Fine Print - March 2011
Let’s have some fun and put a financial twist on the game Six Degrees of Kevin Bacon, in which you seek to trace the connections between Point A and Point B in the fewest number of steps. In the original game, you count the links between the actor and any other randomly selected person. In our version, we’ll trace the steps between North Carolina’s cotton farmers and Otto von Bismarck, who in the 19th century not only created the modern German state but also somehow managed to get a city in North Dakota named after him. Ready? OK, let’s go.
The state’s cotton industry, of course, is nothing like it used to be. In many ways, that’s a good thing, considering that in the antebellum period it depended on slave labor and in the postbellum era on sharecroppers — of whom there were more every year, growing more cotton, selling it for less and becoming collectively poorer all along. Today, the state’s cotton farmers are growing less and selling it for more, a circumstance only loosely explained by supply and demand. I’ll trace that fact to Germany’s Iron Chancellor in just a couple of steps here, but first I have to brag: I can claim just three degrees of separation from Kevin Bacon. He once starred in a movie with Elizabeth Perkins (there’s one), who appears in the TV show Weeds, in which Matthew Modine once guest-starred (there’s two). And Modine starred in a movie based upon one of my books. It was filmed in Wilmington; he and I had lunch together one day — which gives me a Bacon score of three. But if you’re not impressed, you’re in good company. This fact has never so much as gotten me a free drink in a bar.
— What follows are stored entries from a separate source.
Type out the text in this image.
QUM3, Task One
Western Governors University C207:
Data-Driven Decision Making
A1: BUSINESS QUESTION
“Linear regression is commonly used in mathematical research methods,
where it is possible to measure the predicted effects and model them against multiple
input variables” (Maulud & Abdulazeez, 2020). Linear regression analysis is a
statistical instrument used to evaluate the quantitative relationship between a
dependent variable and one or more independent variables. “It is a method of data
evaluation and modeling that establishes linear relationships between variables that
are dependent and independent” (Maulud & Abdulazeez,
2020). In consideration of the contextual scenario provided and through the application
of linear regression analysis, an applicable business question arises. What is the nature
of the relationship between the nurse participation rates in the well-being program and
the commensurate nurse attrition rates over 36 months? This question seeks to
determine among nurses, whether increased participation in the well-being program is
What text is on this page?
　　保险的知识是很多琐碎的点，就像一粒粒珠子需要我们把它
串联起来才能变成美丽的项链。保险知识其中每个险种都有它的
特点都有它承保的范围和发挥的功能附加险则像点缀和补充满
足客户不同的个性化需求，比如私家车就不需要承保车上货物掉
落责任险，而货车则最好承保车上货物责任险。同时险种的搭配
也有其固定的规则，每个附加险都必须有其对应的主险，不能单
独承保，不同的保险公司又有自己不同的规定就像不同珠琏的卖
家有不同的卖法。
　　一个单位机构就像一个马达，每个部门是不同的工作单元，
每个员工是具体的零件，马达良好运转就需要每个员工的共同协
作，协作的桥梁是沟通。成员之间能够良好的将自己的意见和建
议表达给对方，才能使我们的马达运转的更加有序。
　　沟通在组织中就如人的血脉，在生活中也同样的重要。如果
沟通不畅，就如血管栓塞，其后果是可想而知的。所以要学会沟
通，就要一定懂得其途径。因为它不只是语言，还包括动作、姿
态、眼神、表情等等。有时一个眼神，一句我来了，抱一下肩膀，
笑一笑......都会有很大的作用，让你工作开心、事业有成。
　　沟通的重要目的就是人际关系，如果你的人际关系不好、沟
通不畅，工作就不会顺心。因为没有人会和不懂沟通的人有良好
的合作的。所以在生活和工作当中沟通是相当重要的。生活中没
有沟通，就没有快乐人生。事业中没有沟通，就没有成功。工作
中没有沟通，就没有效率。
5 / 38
Back to cotton: A little over a month ago, farmers from across Eastern North Carolina gathered in Kinston for their annual meeting to catch up on the state of the global cotton market. They learned some encouraging news from a fellow named John Flanagan, a North Carolina-based cotton trader and market analyst. He believes the price of cotton, which climbed above $1 per pound last year, could go as high as $1.75 this year. He cited a number of reasons for this, upon which he elaborated when I caught up to him later.
One is that our cotton-growing homeboys are the beneficiaries of other people’s weather problems. Flooding in Pakistan last year destroyed millions of bales of cotton, while Australia — another major cotton producer — had its own catastrophic weather event earlier this year. Not to be cold-blooded, but what’s bad for them is good for us, obviously. A second reason is found in what Flanagan calls the “food or fiber” choice that developing countries typically face: Do they use their agricultural land to grow food or cotton? China and India are the world’s two largest cotton producers, but they’re also the two largest developing nations. Even though global demand for cotton is surging, they’re not turning over any more land to fiber production. They’ve got way too many mouths to feed. Again, that’s good for us in North Carolina. We’ve got a barbecue joint or a McDonald’s on every corner and feel no such pressure. When the price of cotton goes up, our farmers can simply stop growing corn or soybeans or whatever and cash in with cotton. Flanagan expects the number of acres devoted to cotton in the state this year will be 50% higher than in 2009.
But it’s a big world with lots of land, and he understands that markets, like nature, abhor a vacuum. Central and South America could become bigger cotton-production players, but Flanagan says the greatest untapped potential is in Africa. And this is where we return to Otto von Bismarck.
In most ways, Bismarck was very much a man of his times — which is to say, a ruthless, scheming Prussian who saw Europe as one large chessboard to be manipulated to his will. But in one regard he was uniquely modern and wise. Bismarck understood that Germany needed to be socially stable before it could be transformed from a loose collection of states into an industrial world power. It needed a working class that shared in the prosperity, not one that was restive and oppressed. Accordingly, Bismarck pushed laws that limited child labor, established maximum work hours and provided health and old-age insurance. The benefit to all that was a big leap into industrialization and prosperity. Of course, within the next half-century Germany also managed to start two world wars, so let’s call it a mixed bag of consequences. But the point is undeniable: Prosperity springs from stability, not strife.
Africa’s problem is that it has no Bismarck. Many, if not most, of its countries are social and political messes. “Who’s going to invest in cotton production there?” Flanagan asks. It’s a rhetorical question, of course, albeit one with an obvious answer (which Flanagan himself supplies): Somebody will, eventually, because “capitalism seeks out such inefficiencies, then destroys them,” he says. But until that day arrives, and as long as the developing world has to choose between food and fiber, North Carolina’s cotton growers will likely enjoy a nice run of prosperity. In terms of money, cotton will never replace tobacco — what could? — but it’s proof that there’s always a dividend to stability. And I’m not just whistlin’ “Dixie” here.